Far right parties’ election results
The elections were a good litmus test of the true extent of neofascism in Italy and of the real impact of nostalgia for Mussolini.
Historically, the MSI (the party which from 1946 to 1995 brought together all neofascists) had an average of 2 million voters. When the more respectable Alleanza Nazionale took its place, the neofascists became Berlusconi’s allies in parliament, and the number of voters and seats increased markedly. The radical neofascists did not feel represented, though, so they created other parties.

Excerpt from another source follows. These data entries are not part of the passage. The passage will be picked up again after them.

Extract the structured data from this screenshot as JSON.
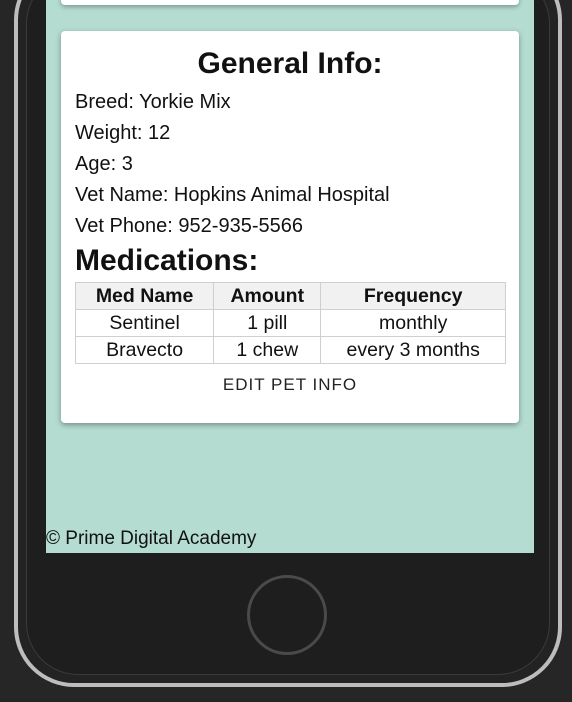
{
  "general_info": {
    "title": "General Info:",
    "breed": "Breed: Yorkie Mix",
    "weight": "Weight: 12",
    "age": "Age: 3",
    "vet_name": "Vet Name: Hopkins Animal Hospital",
    "vet_phone": "Vet Phone: 952-935-5566"
  },
  "medications": {
    "title": "Medications:",
    "headers": [
      "Med Name",
      "Amount",
      "Frequency"
    ],
    "rows": [
      [
        "Sentinel",
        "1 pill",
        "monthly"
      ],
      [
        "Bravecto",
        "1 chew",
        "every 3 months"
      ]
    ]
  },
  "edit_button_label": "EDIT PET INFO",
  "footer": "© Prime Digital Academy",
  "colors": {
    "screen_background": "#b4dcd0",
    "card_background": "#ffffff",
    "device_frame": "#262626"
  }
}
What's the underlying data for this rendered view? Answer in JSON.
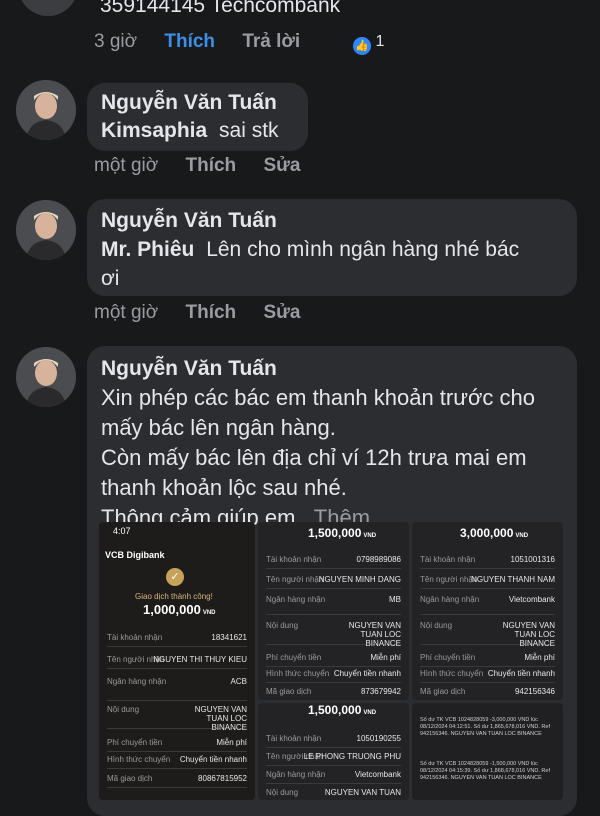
{
  "top_comment": {
    "text": "359144145 Techcombank",
    "time": "3 giờ",
    "like_label": "Thích",
    "reply_label": "Trả lời",
    "reaction_count": "1"
  },
  "comments": [
    {
      "author": "Nguyễn Văn Tuấn",
      "mention": "Kimsaphia",
      "text": "sai stk",
      "time": "một giờ",
      "like_label": "Thích",
      "edit_label": "Sửa"
    },
    {
      "author": "Nguyễn Văn Tuấn",
      "mention": "Mr. Phiêu",
      "text_line1": "Lên cho mình ngân hàng nhé bác",
      "text_line2": "ơi",
      "time": "một giờ",
      "like_label": "Thích",
      "edit_label": "Sửa"
    },
    {
      "author": "Nguyễn Văn Tuấn",
      "lines": [
        "Xin phép các bác em thanh khoản trước cho",
        "mấy bác lên ngân hàng.",
        "Còn mấy bác lên địa chỉ ví 12h trưa mai em",
        "thanh khoản lộc sau nhé.",
        "Thông cảm giúp em..."
      ],
      "see_more": "Thêm"
    }
  ],
  "screenshots": {
    "s1": {
      "status_time": "4:07",
      "app": "VCB Digibank",
      "success": "Giao dịch thành công!",
      "amount": "1,000,000",
      "currency": "VND",
      "rows": [
        {
          "k": "Tài khoản nhận",
          "v": "18341621"
        },
        {
          "k": "Tên người nhận",
          "v": "NGUYEN THI THUY KIEU"
        },
        {
          "k": "Ngân hàng nhận",
          "v": "ACB"
        },
        {
          "k": "Nội dung",
          "v": "NGUYEN VAN TUAN LOC BINANCE"
        },
        {
          "k": "Phí chuyển tiền",
          "v": "Miễn phí"
        },
        {
          "k": "Hình thức chuyển",
          "v": "Chuyển tiền nhanh"
        },
        {
          "k": "Mã giao dịch",
          "v": "80867815952"
        }
      ]
    },
    "s2": {
      "amount": "1,500,000",
      "currency": "VND",
      "rows": [
        {
          "k": "Tài khoản nhận",
          "v": "0798989086"
        },
        {
          "k": "Tên người nhận",
          "v": "NGUYEN MINH DANG"
        },
        {
          "k": "Ngân hàng nhận",
          "v": "MB"
        },
        {
          "k": "Nội dung",
          "v": "NGUYEN VAN TUAN LOC BINANCE"
        },
        {
          "k": "Phí chuyển tiền",
          "v": "Miễn phí"
        },
        {
          "k": "Hình thức chuyển",
          "v": "Chuyển tiền nhanh"
        },
        {
          "k": "Mã giao dịch",
          "v": "873679942"
        }
      ]
    },
    "s3": {
      "amount": "3,000,000",
      "currency": "VND",
      "rows": [
        {
          "k": "Tài khoản nhận",
          "v": "1051001316"
        },
        {
          "k": "Tên người nhận",
          "v": "NGUYEN THANH NAM"
        },
        {
          "k": "Ngân hàng nhận",
          "v": "Vietcombank"
        },
        {
          "k": "Nội dung",
          "v": "NGUYEN VAN TUAN LOC BINANCE"
        },
        {
          "k": "Phí chuyển tiền",
          "v": "Miễn phí"
        },
        {
          "k": "Hình thức chuyển",
          "v": "Chuyển tiền nhanh"
        },
        {
          "k": "Mã giao dịch",
          "v": "942156346"
        }
      ]
    },
    "s4": {
      "amount": "1,500,000",
      "currency": "VND",
      "rows": [
        {
          "k": "Tài khoản nhận",
          "v": "1050190255"
        },
        {
          "k": "Tên người nhận",
          "v": "LE PHONG TRUONG PHU"
        },
        {
          "k": "Ngân hàng nhận",
          "v": "Vietcombank"
        },
        {
          "k": "Nội dung",
          "v": "NGUYEN VAN TUAN"
        }
      ]
    },
    "s5": {
      "msg1": "Số dư TK VCB 1024828059 -3,000,000 VND lúc 08/12/2024 04:12:51. Số dư 1,865,678,016 VND. Ref 942156346. NGUYEN VAN TUAN LOC BINANCE",
      "msg2": "Số dư TK VCB 1024828059 -1,500,000 VND lúc 08/12/2024 04:15:39. Số dư 1,868,678,016 VND. Ref 942156346. NGUYEN VAN TUAN LOC BINANCE"
    }
  }
}
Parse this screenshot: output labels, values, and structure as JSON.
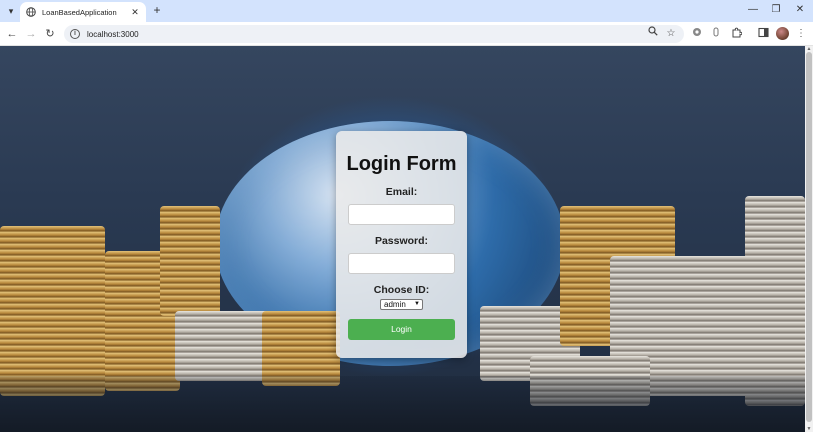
{
  "browser": {
    "tab": {
      "title": "LoanBasedApplication",
      "close_icon": "✕"
    },
    "new_tab_icon": "+",
    "window_controls": {
      "minimize": "—",
      "restore": "❐",
      "close": "✕"
    },
    "toolbar": {
      "back_icon": "←",
      "forward_icon": "→",
      "reload_icon": "↻",
      "url": "localhost:3000",
      "zoom_icon": "🔍",
      "star_icon": "☆"
    }
  },
  "login_form": {
    "title": "Login Form",
    "email_label": "Email:",
    "email_value": "",
    "password_label": "Password:",
    "password_value": "",
    "choose_id_label": "Choose ID:",
    "choose_id_selected": "admin",
    "login_button": "Login",
    "button_color": "#4caf50"
  }
}
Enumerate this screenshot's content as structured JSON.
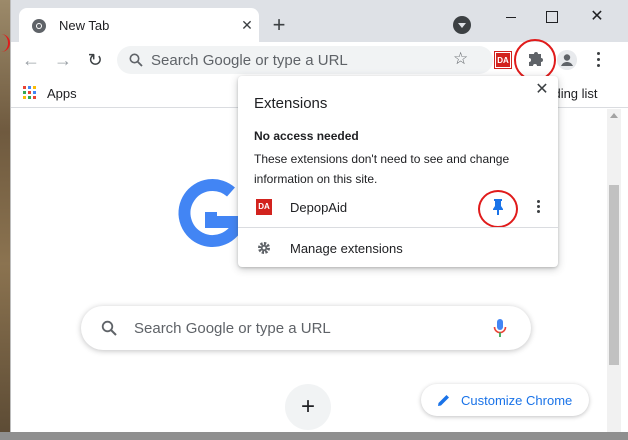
{
  "tab": {
    "title": "New Tab",
    "close_glyph": "✕",
    "favicon": "chrome-icon"
  },
  "tabstrip": {
    "new_tab_glyph": "+",
    "close_glyph": "✕"
  },
  "toolbar": {
    "back_glyph": "←",
    "forward_glyph": "→",
    "reload_glyph": "↻",
    "omnibox_placeholder": "Search Google or type a URL",
    "star_glyph": "☆",
    "extension_badge": "DA"
  },
  "bookmarks": {
    "apps_label": "Apps",
    "reading_list_label": "eading list"
  },
  "content": {
    "search_placeholder": "Search Google or type a URL",
    "add_shortcut_glyph": "+",
    "customize_label": "Customize Chrome"
  },
  "extensions_popup": {
    "title": "Extensions",
    "close_glyph": "✕",
    "section_heading": "No access needed",
    "section_description": "These extensions don't need to see and change information on this site.",
    "items": [
      {
        "name": "DepopAid",
        "badge": "DA",
        "pinned": true
      }
    ],
    "manage_label": "Manage extensions"
  },
  "colors": {
    "accent_blue": "#1a73e8",
    "google_blue": "#4285f4",
    "annotation_red": "#e01b1b",
    "extension_red": "#d2231e"
  }
}
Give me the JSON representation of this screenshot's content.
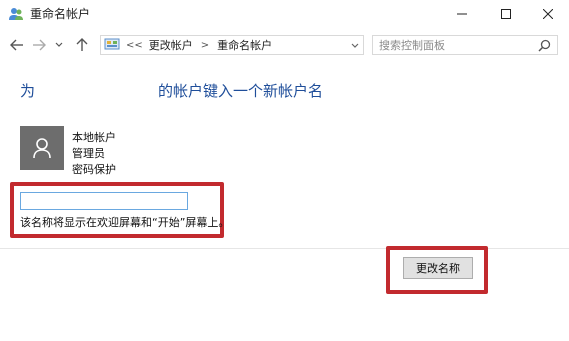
{
  "window": {
    "title": "重命名帐户",
    "icons": {
      "app": "users-icon",
      "minimize": "minimize-icon",
      "maximize": "maximize-icon",
      "close": "close-icon"
    }
  },
  "nav": {
    "icons": {
      "back": "arrow-left-icon",
      "forward": "arrow-right-icon",
      "recent": "chevron-down-icon",
      "up": "arrow-up-icon"
    },
    "breadcrumb": [
      "更改帐户",
      "重命名帐户"
    ],
    "breadcrumb_prefix": "<<",
    "separator": ">",
    "search_placeholder": "搜索控制面板"
  },
  "content": {
    "heading_prefix": "为",
    "heading_suffix": "的帐户键入一个新帐户名",
    "account_info": [
      "本地帐户",
      "管理员",
      "密码保护"
    ],
    "name_input_value": "",
    "hint": "该名称将显示在欢迎屏幕和“开始”屏幕上。",
    "rename_button": "更改名称"
  },
  "colors": {
    "heading": "#1f4e9a",
    "highlight_box": "#c22a2e",
    "avatar_bg": "#6d6d6d",
    "input_border": "#6aa8e0"
  }
}
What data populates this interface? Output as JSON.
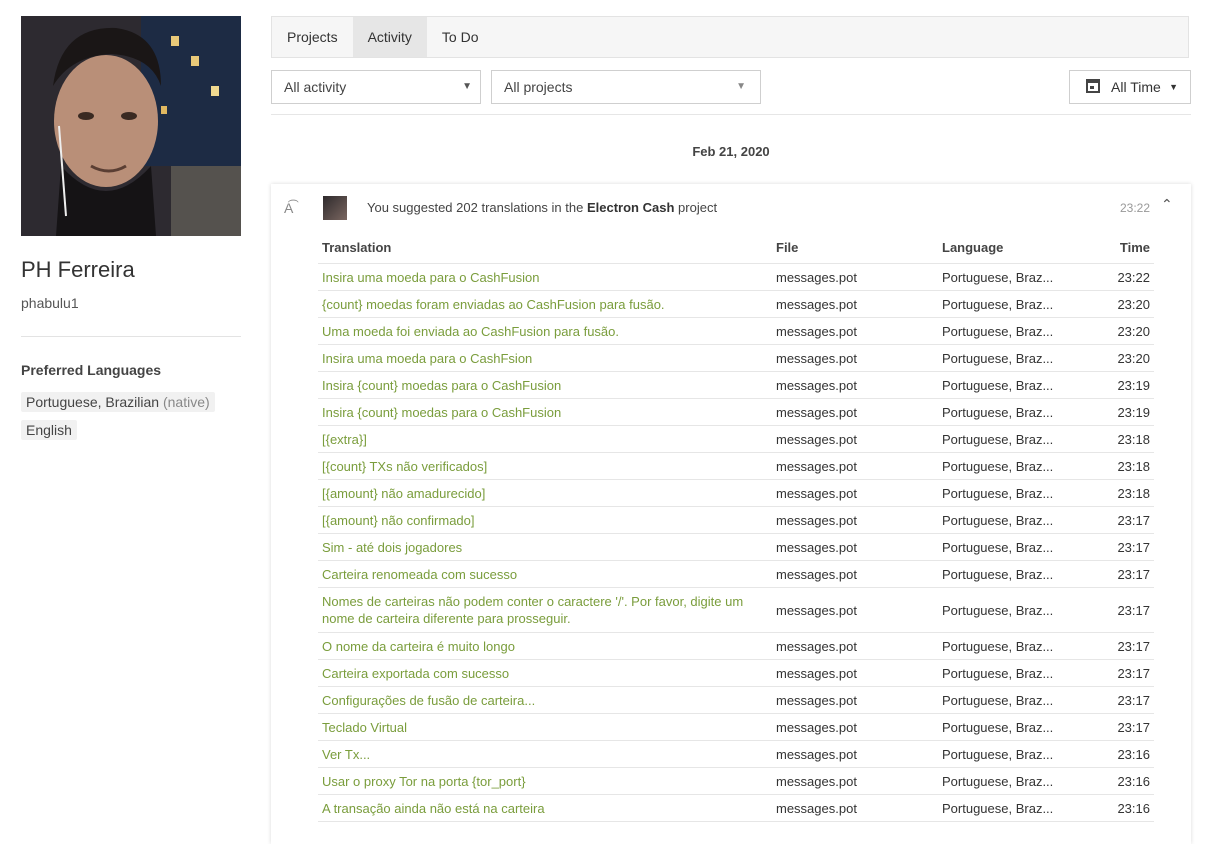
{
  "profile": {
    "name": "PH Ferreira",
    "username": "phabulu1",
    "preferred_languages_title": "Preferred Languages",
    "languages": [
      {
        "name": "Portuguese, Brazilian",
        "note": "(native)"
      },
      {
        "name": "English",
        "note": ""
      }
    ]
  },
  "tabs": [
    "Projects",
    "Activity",
    "To Do"
  ],
  "filters": {
    "activity": "All activity",
    "projects": "All projects",
    "time": "All Time"
  },
  "date_heading": "Feb 21, 2020",
  "activity": {
    "icon": "translate-icon",
    "summary_prefix": "You suggested 202 translations in the",
    "project": "Electron Cash",
    "summary_suffix": "project",
    "time": "23:22",
    "columns": [
      "Translation",
      "File",
      "Language",
      "Time"
    ],
    "rows": [
      {
        "translation": "Insira uma moeda para o CashFusion",
        "file": "messages.pot",
        "language": "Portuguese, Braz...",
        "time": "23:22"
      },
      {
        "translation": "{count} moedas foram enviadas ao CashFusion para fusão.",
        "file": "messages.pot",
        "language": "Portuguese, Braz...",
        "time": "23:20"
      },
      {
        "translation": "Uma moeda foi enviada ao CashFusion para fusão.",
        "file": "messages.pot",
        "language": "Portuguese, Braz...",
        "time": "23:20"
      },
      {
        "translation": "Insira uma moeda para o CashFsion",
        "file": "messages.pot",
        "language": "Portuguese, Braz...",
        "time": "23:20"
      },
      {
        "translation": "Insira {count} moedas para o CashFusion",
        "file": "messages.pot",
        "language": "Portuguese, Braz...",
        "time": "23:19"
      },
      {
        "translation": "Insira {count} moedas para o CashFusion",
        "file": "messages.pot",
        "language": "Portuguese, Braz...",
        "time": "23:19"
      },
      {
        "translation": "[{extra}]",
        "file": "messages.pot",
        "language": "Portuguese, Braz...",
        "time": "23:18"
      },
      {
        "translation": "[{count} TXs não verificados]",
        "file": "messages.pot",
        "language": "Portuguese, Braz...",
        "time": "23:18"
      },
      {
        "translation": "[{amount} não amadurecido]",
        "file": "messages.pot",
        "language": "Portuguese, Braz...",
        "time": "23:18"
      },
      {
        "translation": "[{amount} não confirmado]",
        "file": "messages.pot",
        "language": "Portuguese, Braz...",
        "time": "23:17"
      },
      {
        "translation": "Sim - até dois jogadores",
        "file": "messages.pot",
        "language": "Portuguese, Braz...",
        "time": "23:17"
      },
      {
        "translation": "Carteira renomeada com sucesso",
        "file": "messages.pot",
        "language": "Portuguese, Braz...",
        "time": "23:17"
      },
      {
        "translation": "Nomes de carteiras não podem conter o caractere '/'. Por favor, digite um nome de carteira diferente para prosseguir.",
        "file": "messages.pot",
        "language": "Portuguese, Braz...",
        "time": "23:17"
      },
      {
        "translation": "O nome da carteira é muito longo",
        "file": "messages.pot",
        "language": "Portuguese, Braz...",
        "time": "23:17"
      },
      {
        "translation": "Carteira exportada com sucesso",
        "file": "messages.pot",
        "language": "Portuguese, Braz...",
        "time": "23:17"
      },
      {
        "translation": "Configurações de fusão de carteira...",
        "file": "messages.pot",
        "language": "Portuguese, Braz...",
        "time": "23:17"
      },
      {
        "translation": "Teclado Virtual",
        "file": "messages.pot",
        "language": "Portuguese, Braz...",
        "time": "23:17"
      },
      {
        "translation": "Ver Tx...",
        "file": "messages.pot",
        "language": "Portuguese, Braz...",
        "time": "23:16"
      },
      {
        "translation": "Usar o proxy Tor na porta {tor_port}",
        "file": "messages.pot",
        "language": "Portuguese, Braz...",
        "time": "23:16"
      },
      {
        "translation": "A transação ainda não está na carteira",
        "file": "messages.pot",
        "language": "Portuguese, Braz...",
        "time": "23:16"
      }
    ]
  },
  "colors": {
    "link_green": "#7a9d3c",
    "active_tab": "#e6e6e6"
  }
}
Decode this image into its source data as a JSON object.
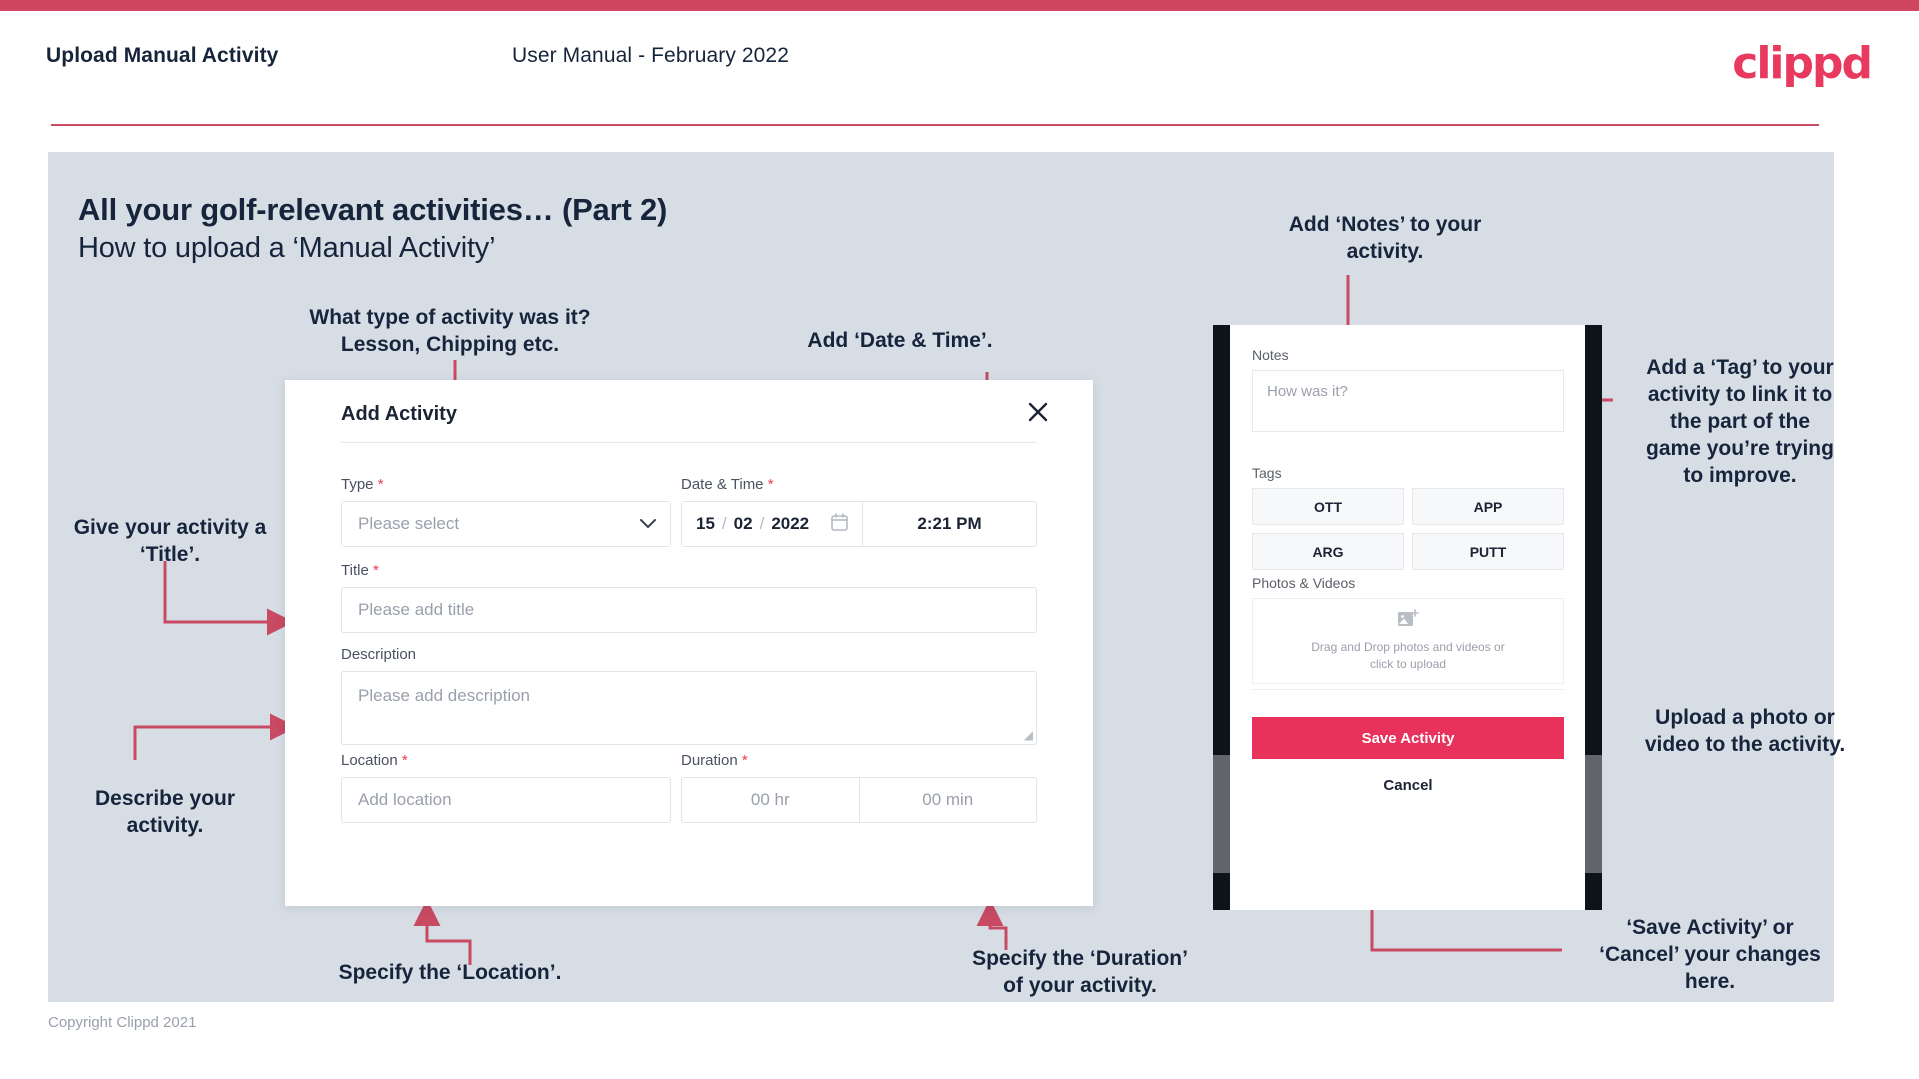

This is how the radical neofascist parties did in the elections: La Destra 0.7%, Forza Nuova 0.2%, CasaPound Italia 0.1%, Fiamma Tricolore 0.1%. They polled around 1.1% of the electorate which comes to about 400,000 votes. Five years ago La Destra, Fiamma Tricolore and Forza Nuova together polled rather more: 994,000 votes.
Even in Lazio, where these movements originated, and where regional elections were also held, the vote was pathetic. CasaPound got 18,487 votes (0.65%), Forza Nuova and Fiamma Tricolore got 1,200 each (0.35%). This comes to about 4,000 votes, about 1.50% of the total.
Adding the radical neofascist votes to those of the ex-Alleanza Nazionale Fratelli d’Italia (666,035 – 1.95%) and Futuro & Libertà (159,429 – 0.46%), the total is about 1.2 million. That’s the electoral size of neofascism, more or less, in Italy in 2013.
Despite such poor results in the recent elections, though, far right violence against left-wing activists, migrants and gay people is still striking hard, according to the up-to-date list of fascist attacks collated by the ECN network.